Si abrigara alguna duda sobre el particular los retratos siguientes la disiparían al momento: todos ellos tienen un carácter tan burocrático, un aspecto tan oficinesco, que no vacilo en afirmar que el señor director general cumplió como bueno y antiguo amigo del respetable juez y colocó á nuestro protagonista.
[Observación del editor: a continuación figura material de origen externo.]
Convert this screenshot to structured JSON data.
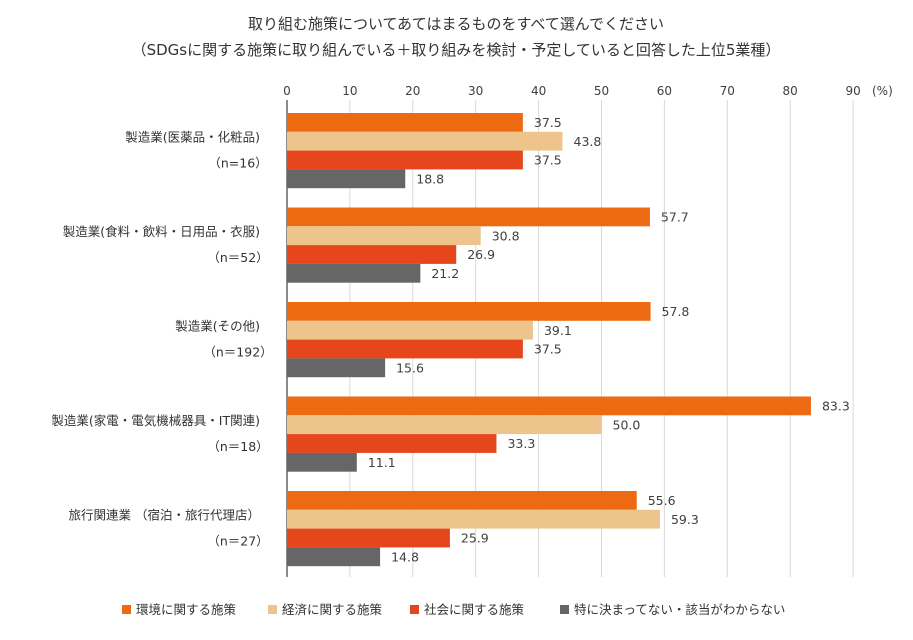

Lo que no puedo adivinar por el álbum es si el nuevo abogado sentó plaza con 6, 8, 10, 12 ó 14,000 reales de sueldo: confieso que mi perspicacia no llega á ese extremo.

Pero hablaba de los compañeros de oficina de nuestro héroe y los cinco retratos que clasifiqué como tales eran otros tantos tipos oficinescos. El primero era la vera efigies del empleado antiguo rutinario, inútil por completo sacándole de sus fórmulas cancillerescas y adorador de las sutilezas del espendiente o mas minucioso: el segundo era una figura inteligente y espresiva, que debía corresponder á un empleado de buenos estudios universitarios que utilizaba luego dignamente su talento, siendo el alma de su oficina: seguía después el pollo insulso, que ha ganado á duras penas el título de licenciado, que sienta luego plaza con 12 ó 14,000 reales, que va únicamente á la oficina á leer la Gaceta, murmurar de los jefes con sus compañeros y fumar cigarrillos ó escribir á su novia, dejando que desempeñe su negociado el escribiente á sus órdenes. Escribiente dije, pues, dos notables ejemplares de este tipo eran los dos retratos siguientes, atildado y pulido el uno, con la melena muy bien rizada, el naciente bigote bien arreglado y dado de cosmético y oliendo, en fin, á gacetillero á diez leguas á la redonda; el otro por el contrario, hombre ya de edad, seco, macilento y mal perjelado.